Reviewed by Ian Lipke
I’m not sure if I can review this book. I find myself soaking up the words on the pages, reading and re-reading and thinking – about the ideas, the emotions Julia Baird’s words evoke, about the woman herself. In ‘Lessons from a Cuttlefish’ the author writes about awe. That is what this book inspires in me. I may never get it finished. And my review – an irksome piece of prose that could never do justice to what I am reading.

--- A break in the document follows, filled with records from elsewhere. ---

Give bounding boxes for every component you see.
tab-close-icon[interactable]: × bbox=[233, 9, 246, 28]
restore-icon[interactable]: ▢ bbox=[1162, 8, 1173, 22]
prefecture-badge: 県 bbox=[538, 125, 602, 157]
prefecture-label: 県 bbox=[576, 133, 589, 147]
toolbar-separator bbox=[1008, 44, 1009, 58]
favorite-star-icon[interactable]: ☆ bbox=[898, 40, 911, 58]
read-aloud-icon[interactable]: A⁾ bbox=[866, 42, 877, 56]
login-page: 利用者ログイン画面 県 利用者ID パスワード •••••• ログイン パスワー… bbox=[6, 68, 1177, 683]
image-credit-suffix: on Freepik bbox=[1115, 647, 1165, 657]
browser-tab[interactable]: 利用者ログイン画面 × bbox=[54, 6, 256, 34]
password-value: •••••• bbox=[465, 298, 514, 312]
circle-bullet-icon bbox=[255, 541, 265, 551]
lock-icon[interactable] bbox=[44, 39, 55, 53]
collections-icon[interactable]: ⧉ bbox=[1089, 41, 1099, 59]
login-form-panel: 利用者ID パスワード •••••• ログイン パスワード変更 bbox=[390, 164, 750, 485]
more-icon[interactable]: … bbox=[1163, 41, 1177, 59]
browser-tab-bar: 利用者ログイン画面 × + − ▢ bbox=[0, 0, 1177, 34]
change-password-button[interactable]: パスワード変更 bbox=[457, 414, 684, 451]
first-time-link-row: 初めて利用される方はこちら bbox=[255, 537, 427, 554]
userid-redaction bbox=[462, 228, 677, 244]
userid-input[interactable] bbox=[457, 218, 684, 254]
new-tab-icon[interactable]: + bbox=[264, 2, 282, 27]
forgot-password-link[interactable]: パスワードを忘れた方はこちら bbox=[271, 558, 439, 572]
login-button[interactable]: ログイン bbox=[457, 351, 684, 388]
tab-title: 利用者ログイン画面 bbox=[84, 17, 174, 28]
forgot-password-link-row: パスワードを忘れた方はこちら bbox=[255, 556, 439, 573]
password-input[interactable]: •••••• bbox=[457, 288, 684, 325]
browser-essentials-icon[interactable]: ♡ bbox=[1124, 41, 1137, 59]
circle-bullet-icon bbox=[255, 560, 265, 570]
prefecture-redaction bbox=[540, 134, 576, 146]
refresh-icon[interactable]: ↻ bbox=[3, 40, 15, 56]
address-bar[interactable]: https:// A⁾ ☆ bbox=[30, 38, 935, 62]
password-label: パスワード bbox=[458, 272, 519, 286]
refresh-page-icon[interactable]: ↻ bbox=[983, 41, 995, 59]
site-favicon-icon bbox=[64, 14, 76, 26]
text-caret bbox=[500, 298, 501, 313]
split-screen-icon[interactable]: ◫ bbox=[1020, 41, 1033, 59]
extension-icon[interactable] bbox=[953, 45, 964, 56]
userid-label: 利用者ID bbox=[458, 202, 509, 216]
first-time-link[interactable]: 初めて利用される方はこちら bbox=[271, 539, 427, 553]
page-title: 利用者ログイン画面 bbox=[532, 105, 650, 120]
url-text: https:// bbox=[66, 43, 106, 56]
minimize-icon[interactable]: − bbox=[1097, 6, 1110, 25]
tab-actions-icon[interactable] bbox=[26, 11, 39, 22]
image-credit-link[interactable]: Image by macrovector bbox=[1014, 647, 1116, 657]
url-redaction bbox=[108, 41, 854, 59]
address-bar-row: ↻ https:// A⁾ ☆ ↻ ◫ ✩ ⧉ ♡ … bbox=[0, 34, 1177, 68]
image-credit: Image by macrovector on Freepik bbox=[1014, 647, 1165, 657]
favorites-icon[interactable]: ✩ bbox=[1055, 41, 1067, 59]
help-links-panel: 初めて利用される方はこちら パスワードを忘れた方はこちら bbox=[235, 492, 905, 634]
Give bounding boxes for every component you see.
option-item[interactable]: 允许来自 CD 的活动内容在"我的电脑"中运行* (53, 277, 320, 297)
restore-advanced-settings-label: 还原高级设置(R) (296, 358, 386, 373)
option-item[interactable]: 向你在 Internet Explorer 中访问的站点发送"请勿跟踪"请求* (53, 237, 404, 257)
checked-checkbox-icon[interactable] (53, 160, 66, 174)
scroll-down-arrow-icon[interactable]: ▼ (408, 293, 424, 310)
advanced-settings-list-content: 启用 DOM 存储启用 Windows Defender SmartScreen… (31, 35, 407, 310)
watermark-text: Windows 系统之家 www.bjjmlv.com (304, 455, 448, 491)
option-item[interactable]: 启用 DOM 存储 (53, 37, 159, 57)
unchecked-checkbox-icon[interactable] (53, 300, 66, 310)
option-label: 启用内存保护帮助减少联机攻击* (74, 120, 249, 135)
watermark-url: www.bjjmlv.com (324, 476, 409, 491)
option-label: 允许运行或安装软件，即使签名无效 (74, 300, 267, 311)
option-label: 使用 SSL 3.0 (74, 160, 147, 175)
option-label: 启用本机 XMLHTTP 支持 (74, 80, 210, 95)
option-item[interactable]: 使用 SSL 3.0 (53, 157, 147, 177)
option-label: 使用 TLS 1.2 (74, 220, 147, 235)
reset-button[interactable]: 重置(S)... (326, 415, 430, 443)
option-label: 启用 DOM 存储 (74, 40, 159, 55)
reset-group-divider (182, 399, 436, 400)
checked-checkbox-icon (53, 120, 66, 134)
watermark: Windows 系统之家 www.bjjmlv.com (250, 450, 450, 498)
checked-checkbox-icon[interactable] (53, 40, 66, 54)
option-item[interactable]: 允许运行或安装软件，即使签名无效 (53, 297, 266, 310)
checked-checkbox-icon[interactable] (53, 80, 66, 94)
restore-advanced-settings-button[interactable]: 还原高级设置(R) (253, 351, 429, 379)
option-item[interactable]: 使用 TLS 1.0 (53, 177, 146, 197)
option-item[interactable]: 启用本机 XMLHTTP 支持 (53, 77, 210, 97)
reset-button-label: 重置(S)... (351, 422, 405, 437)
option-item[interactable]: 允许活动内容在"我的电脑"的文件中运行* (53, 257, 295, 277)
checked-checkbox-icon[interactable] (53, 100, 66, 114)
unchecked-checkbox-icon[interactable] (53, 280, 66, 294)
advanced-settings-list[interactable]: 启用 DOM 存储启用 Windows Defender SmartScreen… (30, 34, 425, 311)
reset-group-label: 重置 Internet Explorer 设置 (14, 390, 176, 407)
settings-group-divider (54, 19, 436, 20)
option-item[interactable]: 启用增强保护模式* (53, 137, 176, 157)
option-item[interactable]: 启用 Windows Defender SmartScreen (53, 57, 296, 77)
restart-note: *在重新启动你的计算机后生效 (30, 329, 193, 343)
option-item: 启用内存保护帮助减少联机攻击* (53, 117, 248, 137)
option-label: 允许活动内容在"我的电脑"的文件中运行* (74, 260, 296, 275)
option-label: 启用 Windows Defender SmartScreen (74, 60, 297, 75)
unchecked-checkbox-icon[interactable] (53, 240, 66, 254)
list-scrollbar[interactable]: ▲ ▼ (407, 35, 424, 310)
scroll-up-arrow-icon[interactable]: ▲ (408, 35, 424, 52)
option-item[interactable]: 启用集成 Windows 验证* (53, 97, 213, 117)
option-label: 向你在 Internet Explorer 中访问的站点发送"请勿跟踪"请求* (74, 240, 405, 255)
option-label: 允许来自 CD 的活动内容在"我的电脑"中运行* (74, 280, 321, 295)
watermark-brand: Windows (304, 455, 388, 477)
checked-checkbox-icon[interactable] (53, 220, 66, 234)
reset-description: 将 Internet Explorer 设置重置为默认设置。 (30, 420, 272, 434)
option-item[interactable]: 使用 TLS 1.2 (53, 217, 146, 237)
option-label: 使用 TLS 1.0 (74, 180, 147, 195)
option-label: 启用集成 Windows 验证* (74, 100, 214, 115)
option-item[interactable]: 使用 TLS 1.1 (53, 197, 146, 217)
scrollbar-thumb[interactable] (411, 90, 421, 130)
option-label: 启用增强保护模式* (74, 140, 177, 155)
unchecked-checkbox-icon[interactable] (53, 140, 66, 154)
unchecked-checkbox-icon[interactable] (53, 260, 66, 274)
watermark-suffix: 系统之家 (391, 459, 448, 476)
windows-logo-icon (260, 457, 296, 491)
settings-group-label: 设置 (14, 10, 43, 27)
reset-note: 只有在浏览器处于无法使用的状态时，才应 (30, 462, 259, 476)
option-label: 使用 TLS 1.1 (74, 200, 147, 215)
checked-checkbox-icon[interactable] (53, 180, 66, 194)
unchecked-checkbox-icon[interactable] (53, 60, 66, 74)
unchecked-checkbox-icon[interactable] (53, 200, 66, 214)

Phosphorescence is Baird’s term for that inner light that inspires us to continue when life seems gloomy and depressing. The author addresses the difficult question of how to find, nurture and hold on to that inner strength that lets us continue to find meaning in a seeming meaningless world. We can recognise the quality Baird describes in the way that people responded in wartime England when, with bombs falling about them, they made jokes about Hitler’s ancestry and just carried on. We witnessed it in the day after day tragedies of the recent bushfires when men and women (and children too) ignored the immediate and let their own anguished souls look to the assistance of others in trouble.

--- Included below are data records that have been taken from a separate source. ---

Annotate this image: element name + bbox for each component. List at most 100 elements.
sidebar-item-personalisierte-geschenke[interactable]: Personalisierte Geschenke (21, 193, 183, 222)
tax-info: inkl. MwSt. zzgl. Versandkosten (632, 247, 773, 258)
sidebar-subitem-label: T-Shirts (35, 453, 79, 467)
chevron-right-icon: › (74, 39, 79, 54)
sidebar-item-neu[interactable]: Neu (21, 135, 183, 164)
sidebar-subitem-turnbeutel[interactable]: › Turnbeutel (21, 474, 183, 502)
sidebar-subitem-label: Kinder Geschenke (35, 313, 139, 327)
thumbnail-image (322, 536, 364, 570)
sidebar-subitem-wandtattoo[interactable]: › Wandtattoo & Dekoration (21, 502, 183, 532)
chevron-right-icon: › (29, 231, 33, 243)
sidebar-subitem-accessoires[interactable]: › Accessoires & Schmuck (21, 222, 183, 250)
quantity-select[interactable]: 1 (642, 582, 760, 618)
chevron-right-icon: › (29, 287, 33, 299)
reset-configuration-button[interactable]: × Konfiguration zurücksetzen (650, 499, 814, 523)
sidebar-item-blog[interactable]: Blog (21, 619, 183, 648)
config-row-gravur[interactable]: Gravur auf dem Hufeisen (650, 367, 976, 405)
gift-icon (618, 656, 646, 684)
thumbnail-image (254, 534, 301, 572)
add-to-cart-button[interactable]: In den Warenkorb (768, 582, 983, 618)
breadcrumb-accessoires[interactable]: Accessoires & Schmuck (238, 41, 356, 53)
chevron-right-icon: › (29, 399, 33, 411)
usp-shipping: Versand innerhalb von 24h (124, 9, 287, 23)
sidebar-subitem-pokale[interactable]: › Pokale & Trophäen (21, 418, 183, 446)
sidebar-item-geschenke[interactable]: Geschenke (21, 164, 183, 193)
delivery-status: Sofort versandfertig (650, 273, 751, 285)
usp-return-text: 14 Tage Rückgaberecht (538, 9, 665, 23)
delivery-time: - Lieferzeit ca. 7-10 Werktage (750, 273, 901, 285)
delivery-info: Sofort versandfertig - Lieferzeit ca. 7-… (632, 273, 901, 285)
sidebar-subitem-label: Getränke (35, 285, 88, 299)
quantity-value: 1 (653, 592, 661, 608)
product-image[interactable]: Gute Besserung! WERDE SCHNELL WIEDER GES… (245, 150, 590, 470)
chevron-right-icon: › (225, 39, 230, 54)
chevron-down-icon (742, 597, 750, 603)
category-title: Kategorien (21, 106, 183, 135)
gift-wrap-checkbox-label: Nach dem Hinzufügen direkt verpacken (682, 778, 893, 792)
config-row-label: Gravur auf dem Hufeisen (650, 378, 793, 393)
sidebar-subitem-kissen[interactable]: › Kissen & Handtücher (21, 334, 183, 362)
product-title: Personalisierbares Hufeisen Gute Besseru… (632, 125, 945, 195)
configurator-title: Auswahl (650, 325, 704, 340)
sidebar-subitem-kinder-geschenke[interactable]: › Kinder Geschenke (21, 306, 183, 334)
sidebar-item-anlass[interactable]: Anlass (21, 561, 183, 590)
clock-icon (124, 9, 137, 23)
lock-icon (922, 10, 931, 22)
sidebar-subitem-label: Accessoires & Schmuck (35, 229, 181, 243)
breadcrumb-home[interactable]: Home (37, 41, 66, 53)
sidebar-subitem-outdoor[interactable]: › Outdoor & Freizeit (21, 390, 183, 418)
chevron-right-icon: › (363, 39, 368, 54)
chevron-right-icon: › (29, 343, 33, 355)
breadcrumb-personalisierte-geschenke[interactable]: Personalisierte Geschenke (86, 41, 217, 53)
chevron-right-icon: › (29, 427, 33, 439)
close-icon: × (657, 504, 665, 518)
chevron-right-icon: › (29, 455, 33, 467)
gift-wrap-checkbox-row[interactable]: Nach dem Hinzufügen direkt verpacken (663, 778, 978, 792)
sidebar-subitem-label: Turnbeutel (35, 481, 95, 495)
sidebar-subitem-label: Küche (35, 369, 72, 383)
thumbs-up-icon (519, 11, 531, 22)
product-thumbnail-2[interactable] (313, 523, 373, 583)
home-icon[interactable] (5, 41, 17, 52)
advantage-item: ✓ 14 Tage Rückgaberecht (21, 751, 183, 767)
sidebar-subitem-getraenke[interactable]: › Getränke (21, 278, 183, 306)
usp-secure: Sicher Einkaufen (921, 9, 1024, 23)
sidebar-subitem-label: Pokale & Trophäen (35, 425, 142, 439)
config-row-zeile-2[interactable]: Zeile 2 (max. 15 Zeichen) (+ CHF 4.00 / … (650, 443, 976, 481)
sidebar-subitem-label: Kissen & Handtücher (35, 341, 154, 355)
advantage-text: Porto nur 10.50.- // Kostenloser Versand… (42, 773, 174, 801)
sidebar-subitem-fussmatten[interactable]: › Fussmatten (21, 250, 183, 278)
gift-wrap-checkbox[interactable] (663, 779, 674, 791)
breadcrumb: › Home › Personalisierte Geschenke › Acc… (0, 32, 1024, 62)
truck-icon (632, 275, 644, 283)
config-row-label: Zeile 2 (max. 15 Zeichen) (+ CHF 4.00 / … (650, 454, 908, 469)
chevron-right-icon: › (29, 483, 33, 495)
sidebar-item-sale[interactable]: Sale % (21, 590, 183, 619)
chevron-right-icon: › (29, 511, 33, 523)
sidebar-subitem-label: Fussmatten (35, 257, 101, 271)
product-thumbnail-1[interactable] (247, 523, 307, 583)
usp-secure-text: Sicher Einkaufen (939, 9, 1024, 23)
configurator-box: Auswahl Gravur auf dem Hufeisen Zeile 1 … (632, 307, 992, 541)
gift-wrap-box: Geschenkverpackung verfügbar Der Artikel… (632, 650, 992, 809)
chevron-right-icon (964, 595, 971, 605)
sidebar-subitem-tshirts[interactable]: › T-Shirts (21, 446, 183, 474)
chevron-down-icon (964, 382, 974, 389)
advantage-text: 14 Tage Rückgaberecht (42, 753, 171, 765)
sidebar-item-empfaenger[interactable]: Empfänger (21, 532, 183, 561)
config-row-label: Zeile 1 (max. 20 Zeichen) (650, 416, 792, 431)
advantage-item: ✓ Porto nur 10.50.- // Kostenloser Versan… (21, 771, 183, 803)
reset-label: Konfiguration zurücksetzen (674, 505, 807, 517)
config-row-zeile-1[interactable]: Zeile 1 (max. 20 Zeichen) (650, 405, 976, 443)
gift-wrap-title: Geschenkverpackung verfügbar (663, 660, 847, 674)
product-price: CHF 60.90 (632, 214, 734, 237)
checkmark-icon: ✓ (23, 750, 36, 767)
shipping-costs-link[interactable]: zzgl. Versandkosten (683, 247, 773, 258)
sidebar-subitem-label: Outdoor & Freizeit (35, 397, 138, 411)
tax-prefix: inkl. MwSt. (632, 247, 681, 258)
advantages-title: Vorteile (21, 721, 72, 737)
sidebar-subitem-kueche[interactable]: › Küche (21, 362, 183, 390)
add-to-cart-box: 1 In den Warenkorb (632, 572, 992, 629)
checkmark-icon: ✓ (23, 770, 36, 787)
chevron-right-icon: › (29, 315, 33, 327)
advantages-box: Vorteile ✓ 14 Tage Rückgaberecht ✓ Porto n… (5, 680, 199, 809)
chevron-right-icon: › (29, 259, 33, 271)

Baird does not use examples like these but instead, writes of pursuing awe, wonder and purpose she has observed in “forest therapists in Japan, jellyfish scientists in Tasmania…indigenous elders in Arnhem Land…punk-rock musicians, street artists and poets, billionaire bankers in New York, and priests in Colorado” (media release).

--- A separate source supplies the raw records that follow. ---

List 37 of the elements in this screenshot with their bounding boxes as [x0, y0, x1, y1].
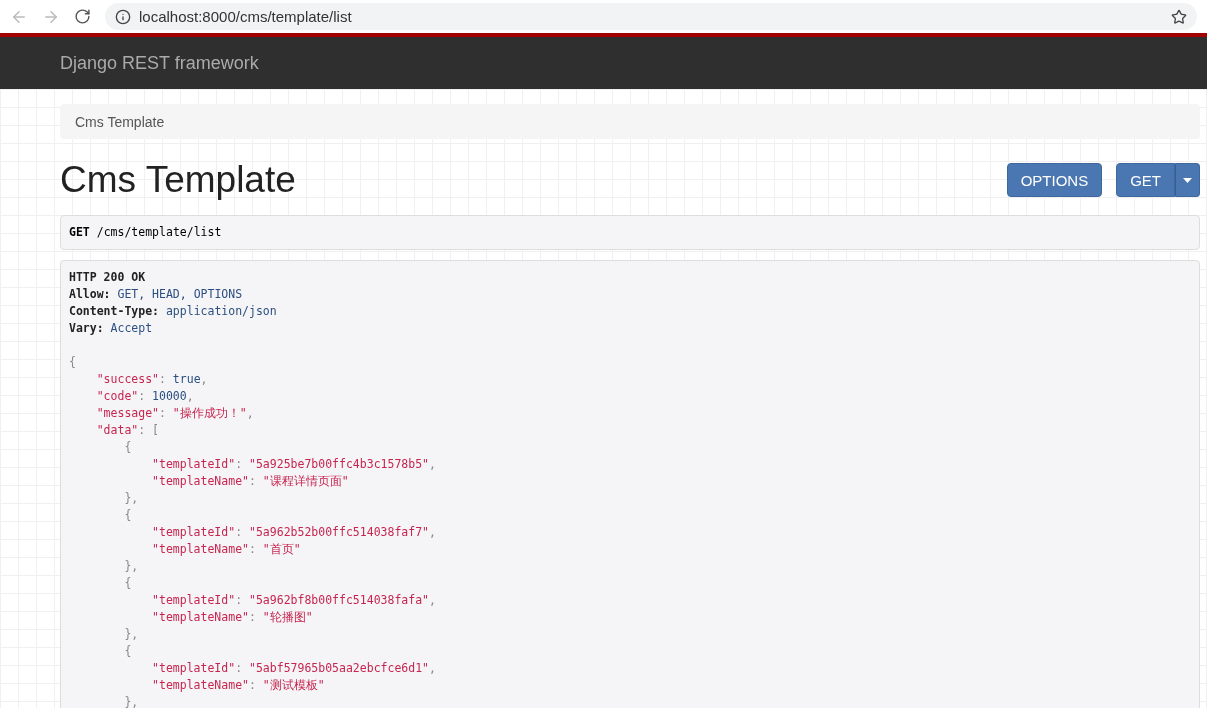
dropdown-toggle[interactable] [1175, 163, 1200, 197]
code-line: "templateId": "5abf57965b05aa2ebcfce6d1", [152, 660, 437, 677]
reload-icon[interactable] [74, 8, 91, 25]
code-line: }, [124, 694, 140, 708]
address-bar[interactable]: localhost:8000/cms/template/list [105, 3, 1197, 30]
options-button[interactable]: OPTIONS [1006, 163, 1103, 197]
page-title: Cms Template [60, 159, 296, 201]
code-line: "templateName": "轮播图" [152, 609, 314, 626]
caret-icon [1183, 177, 1192, 183]
code-line: { [69, 354, 77, 371]
code-line: }, [124, 558, 140, 575]
code-line: "message": "操作成功！", [96, 405, 255, 422]
request-info: GET /cms/template/list [60, 215, 1200, 250]
code-line: }, [124, 490, 140, 507]
brand-link[interactable]: Django REST framework [60, 52, 259, 74]
code-line: }, [124, 626, 140, 643]
code-line: "templateId": "5a962bf8b00ffc514038fafa", [152, 592, 437, 609]
code-line: { [124, 575, 133, 592]
code-line: "templateName": "课程详情页面" [152, 473, 350, 490]
code-line: Allow: GET, HEAD, OPTIONS [69, 286, 244, 303]
code-line: "templateId": "5a962b52b00ffc514038faf7", [152, 524, 437, 541]
bookmark-star-icon[interactable] [1171, 8, 1187, 25]
code-line: "templateName": "测试模板" [152, 677, 326, 694]
code-line: "templateId": "5a925be7b00ffc4b3c1578b5", [152, 456, 437, 473]
code-line: { [124, 439, 133, 456]
code-line: "code": 10000, [96, 388, 195, 405]
code-line: Vary: Accept [69, 320, 154, 337]
code-line: "data": [ [96, 422, 160, 439]
code-line: { [124, 643, 133, 660]
code-line: HTTP 200 OK [69, 269, 147, 286]
get-button[interactable]: GET [1116, 163, 1175, 197]
code-line: "success": true, [96, 371, 209, 388]
code-line: { [124, 507, 133, 524]
info-icon[interactable] [115, 8, 131, 25]
code-line: Content-Type: application/json [69, 303, 278, 320]
breadcrumb-item[interactable]: Cms Template [75, 113, 165, 130]
code-line: "templateName": "首页" [152, 541, 302, 558]
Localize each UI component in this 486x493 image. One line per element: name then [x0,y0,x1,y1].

Her topic deals with our mechanisms for surviving and overcoming our own fragility when the world appears dismal, when the body and mind are suffering torment, when we feel loss and pain and so on.
Now, there a clinical description of what the book is about. It’s dry and uninteresting, and is everything that the book is not. Science has its place in Phosphorescence and is used by a writer with an expert knowledge of the particular field she is describing. But the key to the book, the major strength of the writer, is the warmth of the prose, the emotive depth of a writing style that treats the reader as a companion, never a pupil. That deep and innate understanding of humanity comes from a thinker who has had occasion to look into the abyss, survived, and understood that a sense of wonder at what might have been and what was to be is her key to a full and healthy and free life.
The book is inspirational, but what is it about? Part One is labelled ‘The Consolations of the Natural World’. It deals with the view of the world from the perspective of an ocean swimmer, detailed in the chapter ‘Lessons from a Cuttlefish’. This is a time-voracious chapter over which I consumed many, long minutes that seemed to pass in seconds. Another chapter in Part One is ‘Why we need silence’. The reader needs to set the alarm before reading this as it, too, is a colossal consumer, but never a waster, of time.
Part Two consists of seven chapters, listed under the general rubric ‘We are all wiggly’. It is a list of reasons “why we need to tell our imperfect stories” (Contents page), and deals with the very human need to laugh at our own silliness. The idea is not new and is summed up in the adage: laugh at yourself and others will laugh with you. Part Three: ‘Walking each other home’ deals with the making available of yourself as a listener, a non-judgmental friend who hears but never broadcasts. The sense of Part Four: ‘Invincible Summer’ (or Regarde: Look and Savour) is revealed in the chapter headings: Thoughts for my son – the art of savouring; Ert, or a sense of purpose; Growing by the light of the moon; Lessons of hope from the Hanoi Hilton; Raiding the unspeakable; and Embracing Doubt. There is a Coda to complete the book.
The reader should be aware that Baird can make a point that slips past a conscious mind that is fully engaged in savouring the beauty, and the dry wit, of the prose.
“It is as though ageing is a little…embarrassing, unkempt and sloppy” (106)
“I was thirty-six. And apparently not even mutton dressed as lamb, but fast approaching mutton dressing as jerky – if we accept the dubious notion that the way women dress can be likened to the life stages of a sheep” (123).
“Despite everything, if you can somehow try to let your life be your witness to whatever it is you believe, grace will always leak through the cracks” (236).
This is no dry text. It is a book that not only holds the philosophies and specific views of Julia Baird, but holds and displays the woman herself. It is an absolutely beautiful book.